MS SQL: Database system developed by Microsoft.

MySOL: Most widely used web database system.

Perl: Practical Extraction and Reporting Language, a programming language that is used for web application development.

PHP: Scripting language for web development that enables to produce dynamic pages.

PhpBB: PHP Bulletin Board, one of the most popular free forum scripts.

php.ini: PHP settings file to override the default settings of the server for one hosting account.

phpMyAdmin: Free online tool to manage MySQL databases.

Plesk: A web hosting control panel.

PostgreSQL: A database system.

Python: A programming language, primarily used to develop web applications.

RAM: Random Access Memory, volatile (data is lost when the computer is turned off) computer memory that allows random and fast usage of data. Data being stored in RAM is accessible much faster than from a hard disk, thus having more of it improves performance.

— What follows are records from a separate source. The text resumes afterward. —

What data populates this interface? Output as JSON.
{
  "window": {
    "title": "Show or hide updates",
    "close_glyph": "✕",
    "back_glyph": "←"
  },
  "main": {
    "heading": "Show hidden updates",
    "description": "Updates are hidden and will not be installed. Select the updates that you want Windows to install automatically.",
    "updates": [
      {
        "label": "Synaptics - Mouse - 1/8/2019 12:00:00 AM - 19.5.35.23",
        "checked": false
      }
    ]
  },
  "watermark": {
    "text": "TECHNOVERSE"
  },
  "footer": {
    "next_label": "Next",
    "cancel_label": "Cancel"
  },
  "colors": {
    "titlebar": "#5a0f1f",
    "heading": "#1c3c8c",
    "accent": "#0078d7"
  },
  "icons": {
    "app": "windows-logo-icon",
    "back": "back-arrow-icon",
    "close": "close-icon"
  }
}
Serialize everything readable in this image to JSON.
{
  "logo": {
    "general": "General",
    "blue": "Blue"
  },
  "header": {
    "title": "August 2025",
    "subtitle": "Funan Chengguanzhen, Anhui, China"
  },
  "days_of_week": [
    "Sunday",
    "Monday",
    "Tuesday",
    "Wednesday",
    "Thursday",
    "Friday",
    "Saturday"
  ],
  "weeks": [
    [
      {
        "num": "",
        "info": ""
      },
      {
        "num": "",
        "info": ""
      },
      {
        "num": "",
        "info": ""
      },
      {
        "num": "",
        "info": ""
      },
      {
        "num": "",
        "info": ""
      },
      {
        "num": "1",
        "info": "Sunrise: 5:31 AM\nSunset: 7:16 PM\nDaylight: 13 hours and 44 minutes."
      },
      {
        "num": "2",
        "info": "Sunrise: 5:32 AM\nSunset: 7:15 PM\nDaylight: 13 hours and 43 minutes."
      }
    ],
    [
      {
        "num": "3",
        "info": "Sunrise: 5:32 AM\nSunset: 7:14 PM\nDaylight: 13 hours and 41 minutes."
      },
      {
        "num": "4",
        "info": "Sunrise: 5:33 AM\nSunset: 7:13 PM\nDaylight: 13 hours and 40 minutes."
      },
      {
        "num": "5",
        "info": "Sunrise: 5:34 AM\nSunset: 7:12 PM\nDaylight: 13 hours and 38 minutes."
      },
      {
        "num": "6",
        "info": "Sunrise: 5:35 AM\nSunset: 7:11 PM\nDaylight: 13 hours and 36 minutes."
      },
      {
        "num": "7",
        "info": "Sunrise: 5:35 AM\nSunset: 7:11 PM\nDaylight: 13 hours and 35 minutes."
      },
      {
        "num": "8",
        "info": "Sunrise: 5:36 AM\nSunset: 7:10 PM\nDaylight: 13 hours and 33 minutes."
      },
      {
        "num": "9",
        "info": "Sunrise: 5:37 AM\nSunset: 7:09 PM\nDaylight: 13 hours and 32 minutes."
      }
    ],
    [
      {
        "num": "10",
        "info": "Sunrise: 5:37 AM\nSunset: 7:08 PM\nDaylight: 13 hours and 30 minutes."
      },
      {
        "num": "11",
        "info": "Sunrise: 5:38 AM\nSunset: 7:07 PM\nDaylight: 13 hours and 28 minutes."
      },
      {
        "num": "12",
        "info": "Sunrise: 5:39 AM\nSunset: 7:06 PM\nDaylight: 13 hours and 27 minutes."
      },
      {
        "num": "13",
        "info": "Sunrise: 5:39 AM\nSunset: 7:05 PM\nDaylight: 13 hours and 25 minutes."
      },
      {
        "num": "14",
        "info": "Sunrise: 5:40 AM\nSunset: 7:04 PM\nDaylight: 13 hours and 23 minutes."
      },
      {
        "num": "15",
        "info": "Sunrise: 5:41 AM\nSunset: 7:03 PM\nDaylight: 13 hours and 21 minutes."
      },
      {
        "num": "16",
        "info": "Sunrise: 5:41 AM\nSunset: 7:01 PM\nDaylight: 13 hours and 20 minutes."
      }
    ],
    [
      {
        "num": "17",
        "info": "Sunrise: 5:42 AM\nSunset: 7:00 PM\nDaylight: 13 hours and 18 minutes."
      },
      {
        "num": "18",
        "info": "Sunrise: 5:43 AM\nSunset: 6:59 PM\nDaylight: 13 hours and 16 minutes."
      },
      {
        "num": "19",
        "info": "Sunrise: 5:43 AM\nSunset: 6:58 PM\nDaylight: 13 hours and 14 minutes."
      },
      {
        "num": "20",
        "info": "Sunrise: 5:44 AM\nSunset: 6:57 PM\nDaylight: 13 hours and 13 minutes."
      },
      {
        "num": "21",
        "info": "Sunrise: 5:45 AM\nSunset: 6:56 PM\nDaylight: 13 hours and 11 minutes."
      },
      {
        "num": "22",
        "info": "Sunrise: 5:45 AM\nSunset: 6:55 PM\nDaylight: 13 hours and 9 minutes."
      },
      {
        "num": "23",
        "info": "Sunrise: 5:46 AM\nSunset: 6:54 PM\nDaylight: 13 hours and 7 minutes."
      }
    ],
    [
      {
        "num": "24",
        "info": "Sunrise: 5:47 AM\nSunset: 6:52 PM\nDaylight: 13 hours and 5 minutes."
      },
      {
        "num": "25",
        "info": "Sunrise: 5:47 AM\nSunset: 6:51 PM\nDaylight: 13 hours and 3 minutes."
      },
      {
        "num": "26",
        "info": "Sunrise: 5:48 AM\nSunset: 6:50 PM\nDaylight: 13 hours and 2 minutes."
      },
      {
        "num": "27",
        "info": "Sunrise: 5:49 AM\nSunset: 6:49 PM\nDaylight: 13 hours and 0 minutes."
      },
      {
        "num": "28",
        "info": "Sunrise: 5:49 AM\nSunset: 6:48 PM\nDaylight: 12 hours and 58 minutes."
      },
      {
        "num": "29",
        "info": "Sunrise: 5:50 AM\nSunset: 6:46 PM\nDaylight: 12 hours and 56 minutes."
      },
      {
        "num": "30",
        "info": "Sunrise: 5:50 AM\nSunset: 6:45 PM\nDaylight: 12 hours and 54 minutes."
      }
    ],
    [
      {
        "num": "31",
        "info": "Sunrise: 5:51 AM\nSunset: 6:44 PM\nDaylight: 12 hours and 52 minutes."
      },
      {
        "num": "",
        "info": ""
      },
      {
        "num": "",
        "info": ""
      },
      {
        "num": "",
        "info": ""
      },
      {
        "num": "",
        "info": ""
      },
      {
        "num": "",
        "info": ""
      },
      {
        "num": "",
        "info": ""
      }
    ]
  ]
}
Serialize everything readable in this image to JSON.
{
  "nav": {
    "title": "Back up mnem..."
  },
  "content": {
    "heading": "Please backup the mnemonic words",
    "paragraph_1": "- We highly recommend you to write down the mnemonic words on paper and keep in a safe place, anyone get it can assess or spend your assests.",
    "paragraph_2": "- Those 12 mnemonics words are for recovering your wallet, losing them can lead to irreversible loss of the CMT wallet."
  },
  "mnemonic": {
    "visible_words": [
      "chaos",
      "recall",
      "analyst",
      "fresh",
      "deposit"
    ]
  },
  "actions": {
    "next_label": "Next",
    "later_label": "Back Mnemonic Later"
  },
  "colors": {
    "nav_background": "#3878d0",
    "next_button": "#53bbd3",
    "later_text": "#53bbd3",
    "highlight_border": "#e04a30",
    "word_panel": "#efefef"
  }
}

Ruby: An object-oriented programming language.

Ruby on Rails: A web application framework that uses Ruby programming language.

Server: A physical device that serves some specific needs in a computer network like the Internet. In the hosting industry there are primarily four types of servers: file server, database server, mail server, and backup server. All these functions may also exist in one physical device.

Shared hosting: (or virtual hosting) is a service where many websites are kept in one physical server. Each has it own virtual section, and they all share the resources (CPU power, RAM, and hard disk) of the server, as well as the bandwidth given to it. It is the task of the provider to make sure that no one would abuse the service at the expense of others, as well as keeping the amount of customers in one server within reasonable limits.

SSH: Secure Shell, A network protocol for secure communication of data.

Subdomain: A domain that is below the main (second level) domain. Typical subdomains are or (“forum” and “blog” are subdomains)

TB: Terabyte, a data storage unit, equals 1024 gigabytes.

Traffic: The number of visitors a website gets, and the number of pages they open. Each page load increases the amount of transferred data that is measured in gigabytes and terabytes.

Unix: A computer operating system that was widely used before Linux.

Unmetered: Unmetered refers to the situation where the resource in question is not metered. However, some other properties still restrict the usage. For example, bandwidth may be unmetered, but the connection speed and the CPU power still limits it.

Uptime: The amount of time a server has been running and available. 99% uptime means that it has not been unavailable more than 7.2 hours a month. Better hosts offer uptime guarantees up to 99.99%, which means that downtime is limited to only 4.32 minutes a month.

VPS: Virtual Private Server, a shared hosting environment that has most of the functionalities of a dedicated server like privacy or the ability to run own server software.

WordPress: The most popular content management system, originally developed for blogging, but now also used for wide variety of different websites.